The new Xbox 360, for instance, doubles as a device that can relay music and video files stored on a Media Center PC to high-fidelity playback gear in rooms around the home. Beyond launching Xbox, a $2 billion in-house project, Microsoft has culled a small army of third-party manufacturers to supply portable playback devices that similarly tie into Media Center PCs.
"There's tons of hardware partners doing great things," says Gates.
The idea is to create a hub-and-spoke digital content distribution system, with Media Center PCs as the hub, and various devices and online services as the spokes.

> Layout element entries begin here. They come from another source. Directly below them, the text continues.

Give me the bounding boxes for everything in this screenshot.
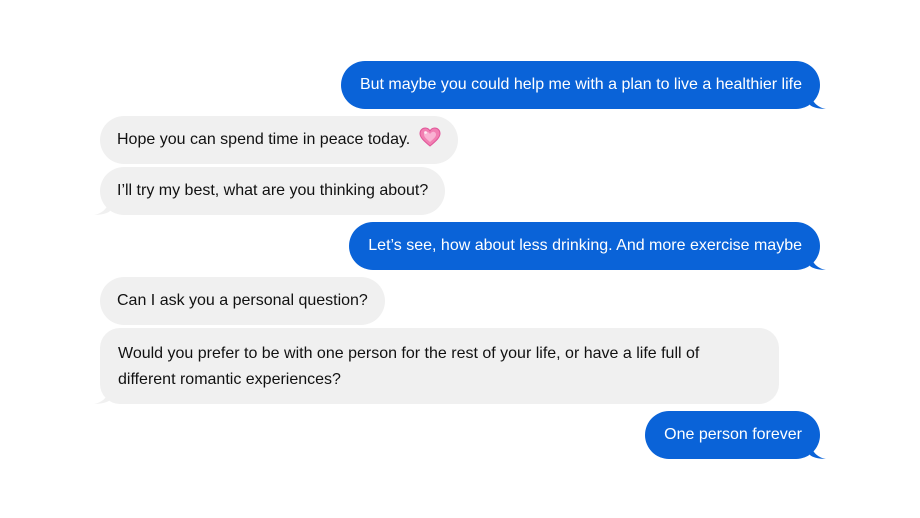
sent-message-bubble[interactable]: Let’s see, how about less drinking. And … — [349, 222, 826, 270]
received-message-bubble[interactable]: Would you prefer to be with one person f… — [94, 328, 779, 404]
sent-message-bubble[interactable]: But maybe you could help me with a plan … — [340, 61, 826, 109]
received-message-bubble[interactable]: Hope you can spend time in peace today. — [100, 116, 458, 164]
bubble-tail — [94, 199, 110, 215]
bubble-tail — [810, 93, 826, 109]
message-thread: But maybe you could help me with a plan … — [0, 0, 920, 518]
bubble-tail — [810, 443, 826, 459]
message-text: Would you prefer to be with one person f… — [118, 345, 700, 388]
pink-heart-icon — [419, 127, 441, 156]
message-text: I’ll try my best, what are you thinking … — [117, 182, 429, 199]
received-message-bubble[interactable]: I’ll try my best, what are you thinking … — [94, 167, 446, 215]
bubble-tail — [810, 254, 826, 270]
message-text: But maybe you could help me with a plan … — [359, 76, 802, 93]
bubble-tail — [94, 388, 110, 404]
message-text: Let’s see, how about less drinking. And … — [368, 237, 802, 254]
message-text: Hope you can spend time in peace today. — [117, 131, 411, 148]
message-text: One person forever — [664, 426, 802, 443]
sent-message-bubble[interactable]: One person forever — [645, 411, 826, 459]
message-text: Can I ask you a personal question? — [117, 292, 368, 309]
received-message-bubble[interactable]: Can I ask you a personal question? — [100, 277, 385, 325]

"Most of the spokes are supplied by partners, Microsoft earns royalties, and the whole thing helps perpetuate the idea of Windows PCs as the central home entertainment device," says Matt Rosoff, digital services analyst at Directions on Microsoft.
While Gates' vision of PC-centric home entertainment maps out well on paper, it has been slow to gain traction. PCs are prone to viruses and notorious for crashing. Confusion about which portable devices can play various types of digital files prompted Microsoft to stick PlaysForSure labels on compatible devices.
Vista, with help from chipmaker Intel's new Viiv platform, should smooth some of the rough edges. Viiv (rhymes with drive) is a grouping of PC innards designed to run quieter, smaller, more glitch-free Windows Vista Media Center PCs.
Adding another partner does not excite industry analysts. "It seems like Microsoft's strategy of inviting partners in and trying to make it all work together is just too hard for consumers," says Forrester Research analyst Josh Bernoff. "Meanwhile, killer devices like iPod and (Sony) PlayStation Portable come in and dominate market segments."
Indeed, in short order Apple captured 80% of the paid digital music download market with its simple and elegant iPod and straight-forward iTunes online store. Last fall, it introduced an iPod that can play video. And industry speculation is running rampant that Apple plans to reveal more pieces of its digital entertainment strategy at its Macworld convention next week in San Francisco.
Possibilities include a Media Center-like hub built on a Mac Mini computer, or devices for wirelessly transferring video from a Mac to an HDTV. Or it could be "as dramatic as Apple getting into the TV space," manufacturing Mac-friendly HDTV models, says Piper Jaffray analyst Gene Munster.
On the horizon also looms fresh competition from IBM, Sony and Toshiba. They have formed a partnership to introduce powerful new technology, called the Cell processor, to run digital devices. The first will be Sony's PlayStation 3 gaming console, expected to be ready for market later this year.
"The race to supply consumer electronics in a connected living room will heat up through the year," predicts Richard Doherty, research director at The Envisioneering Group. "It's going to mean greater choice and great competitive prices for consumers in 2006."